12. Resistance in Therapy: When the family dynamic has deteriorated to the point where outside help is sought, the therapist-spouse/parent may further complicate matters by creating obstacles to the healing process. Resistance to family therapy or marriage counseling is often an attempt to avoid negative exposure. It manifests through initial denial of the problem. Once in therapy there is reluctance to cooperate with the hired therapist. Competition, shame, or becoming a co-therapist are common ways to interfere with therapy. Many patient-therapists use sophisticated jargon during family therapy sessions, clearly an attempt to ally with the hired therapist. These un-constructive gestures support the original mistrust the therapist has evoked in the other family members.
13. Demeaning Tales: Sharing stories and tales about patients at the dinner table is a common activity in psychotherapists' homes. When the stories are not respectful of the patients or when ridicule is prevalent the potential of adverse effects on other family members, especially children, is great. Demeaning stories are not only a reflection of a failed alliance between therapist and patient, but also an alarming warning to the children about their parents' ability to demean others-including their own children.
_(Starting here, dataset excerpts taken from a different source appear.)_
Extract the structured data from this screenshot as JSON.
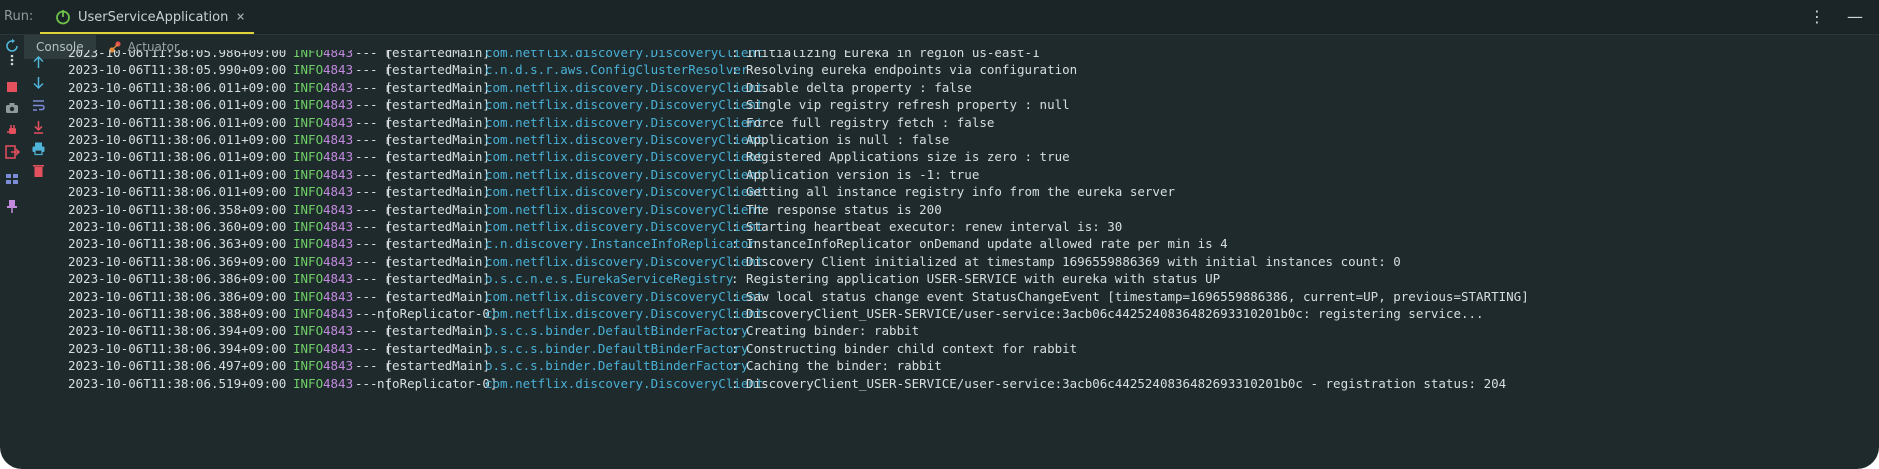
{
  "run_panel": {
    "label": "Run:",
    "tab_label": "UserServiceApplication",
    "tab_close": "×",
    "more_glyph": "⋮",
    "minimize_glyph": "—"
  },
  "subtabs": {
    "console": "Console",
    "actuator": "Actuator"
  },
  "colors": {
    "background": "#1e2a2c",
    "timestamp": "#d8dedf",
    "level_info": "#6fcf67",
    "pid": "#c38adf",
    "logger": "#4ab0d6",
    "active_tab_underline": "#e0d33a"
  },
  "log_lines": [
    {
      "ts": "2023-10-06T11:38:05.986+09:00",
      "level": "INFO",
      "pid": "4843",
      "sep": "--- [",
      "thread": " restartedMain]",
      "logger": "com.netflix.discovery.DiscoveryClient",
      "msg": ": Initializing Eureka in region us-east-1"
    },
    {
      "ts": "2023-10-06T11:38:05.990+09:00",
      "level": "INFO",
      "pid": "4843",
      "sep": "--- [",
      "thread": " restartedMain]",
      "logger": "c.n.d.s.r.aws.ConfigClusterResolver",
      "msg": ": Resolving eureka endpoints via configuration"
    },
    {
      "ts": "2023-10-06T11:38:06.011+09:00",
      "level": "INFO",
      "pid": "4843",
      "sep": "--- [",
      "thread": " restartedMain]",
      "logger": "com.netflix.discovery.DiscoveryClient",
      "msg": ": Disable delta property : false"
    },
    {
      "ts": "2023-10-06T11:38:06.011+09:00",
      "level": "INFO",
      "pid": "4843",
      "sep": "--- [",
      "thread": " restartedMain]",
      "logger": "com.netflix.discovery.DiscoveryClient",
      "msg": ": Single vip registry refresh property : null"
    },
    {
      "ts": "2023-10-06T11:38:06.011+09:00",
      "level": "INFO",
      "pid": "4843",
      "sep": "--- [",
      "thread": " restartedMain]",
      "logger": "com.netflix.discovery.DiscoveryClient",
      "msg": ": Force full registry fetch : false"
    },
    {
      "ts": "2023-10-06T11:38:06.011+09:00",
      "level": "INFO",
      "pid": "4843",
      "sep": "--- [",
      "thread": " restartedMain]",
      "logger": "com.netflix.discovery.DiscoveryClient",
      "msg": ": Application is null : false"
    },
    {
      "ts": "2023-10-06T11:38:06.011+09:00",
      "level": "INFO",
      "pid": "4843",
      "sep": "--- [",
      "thread": " restartedMain]",
      "logger": "com.netflix.discovery.DiscoveryClient",
      "msg": ": Registered Applications size is zero : true"
    },
    {
      "ts": "2023-10-06T11:38:06.011+09:00",
      "level": "INFO",
      "pid": "4843",
      "sep": "--- [",
      "thread": " restartedMain]",
      "logger": "com.netflix.discovery.DiscoveryClient",
      "msg": ": Application version is -1: true"
    },
    {
      "ts": "2023-10-06T11:38:06.011+09:00",
      "level": "INFO",
      "pid": "4843",
      "sep": "--- [",
      "thread": " restartedMain]",
      "logger": "com.netflix.discovery.DiscoveryClient",
      "msg": ": Getting all instance registry info from the eureka server"
    },
    {
      "ts": "2023-10-06T11:38:06.358+09:00",
      "level": "INFO",
      "pid": "4843",
      "sep": "--- [",
      "thread": " restartedMain]",
      "logger": "com.netflix.discovery.DiscoveryClient",
      "msg": ": The response status is 200"
    },
    {
      "ts": "2023-10-06T11:38:06.360+09:00",
      "level": "INFO",
      "pid": "4843",
      "sep": "--- [",
      "thread": " restartedMain]",
      "logger": "com.netflix.discovery.DiscoveryClient",
      "msg": ": Starting heartbeat executor: renew interval is: 30"
    },
    {
      "ts": "2023-10-06T11:38:06.363+09:00",
      "level": "INFO",
      "pid": "4843",
      "sep": "--- [",
      "thread": " restartedMain]",
      "logger": "c.n.discovery.InstanceInfoReplicator",
      "msg": ": InstanceInfoReplicator onDemand update allowed rate per min is 4"
    },
    {
      "ts": "2023-10-06T11:38:06.369+09:00",
      "level": "INFO",
      "pid": "4843",
      "sep": "--- [",
      "thread": " restartedMain]",
      "logger": "com.netflix.discovery.DiscoveryClient",
      "msg": ": Discovery Client initialized at timestamp 1696559886369 with initial instances count: 0"
    },
    {
      "ts": "2023-10-06T11:38:06.386+09:00",
      "level": "INFO",
      "pid": "4843",
      "sep": "--- [",
      "thread": " restartedMain]",
      "logger": "o.s.c.n.e.s.EurekaServiceRegistry",
      "msg": ": Registering application USER-SERVICE with eureka with status UP"
    },
    {
      "ts": "2023-10-06T11:38:06.386+09:00",
      "level": "INFO",
      "pid": "4843",
      "sep": "--- [",
      "thread": " restartedMain]",
      "logger": "com.netflix.discovery.DiscoveryClient",
      "msg": ": Saw local status change event StatusChangeEvent [timestamp=1696559886386, current=UP, previous=STARTING]"
    },
    {
      "ts": "2023-10-06T11:38:06.388+09:00",
      "level": "INFO",
      "pid": "4843",
      "sep": "--- [",
      "thread": "nfoReplicator-0]",
      "logger": "com.netflix.discovery.DiscoveryClient",
      "msg": ": DiscoveryClient_USER-SERVICE/user-service:3acb06c4425240836482693310201b0c: registering service..."
    },
    {
      "ts": "2023-10-06T11:38:06.394+09:00",
      "level": "INFO",
      "pid": "4843",
      "sep": "--- [",
      "thread": " restartedMain]",
      "logger": "o.s.c.s.binder.DefaultBinderFactory",
      "msg": ": Creating binder: rabbit"
    },
    {
      "ts": "2023-10-06T11:38:06.394+09:00",
      "level": "INFO",
      "pid": "4843",
      "sep": "--- [",
      "thread": " restartedMain]",
      "logger": "o.s.c.s.binder.DefaultBinderFactory",
      "msg": ": Constructing binder child context for rabbit"
    },
    {
      "ts": "2023-10-06T11:38:06.497+09:00",
      "level": "INFO",
      "pid": "4843",
      "sep": "--- [",
      "thread": " restartedMain]",
      "logger": "o.s.c.s.binder.DefaultBinderFactory",
      "msg": ": Caching the binder: rabbit"
    },
    {
      "ts": "2023-10-06T11:38:06.519+09:00",
      "level": "INFO",
      "pid": "4843",
      "sep": "--- [",
      "thread": "nfoReplicator-0]",
      "logger": "com.netflix.discovery.DiscoveryClient",
      "msg": ": DiscoveryClient_USER-SERVICE/user-service:3acb06c4425240836482693310201b0c - registration status: 204"
    }
  ]
}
14. Treating Family Members as Patients: The line between being an involved and loving spouse or parent and a therapist is often very thin. It should be walked very carefully. The danger of treating family members as patients is an over-arching concern and often the context for the many hazards mentioned above. If the therapist-parent takes on the role of therapist in the home, the spouse or child will most likely assume the role of patient and lean towards self-defeating and self-destructive behavior and attitudes.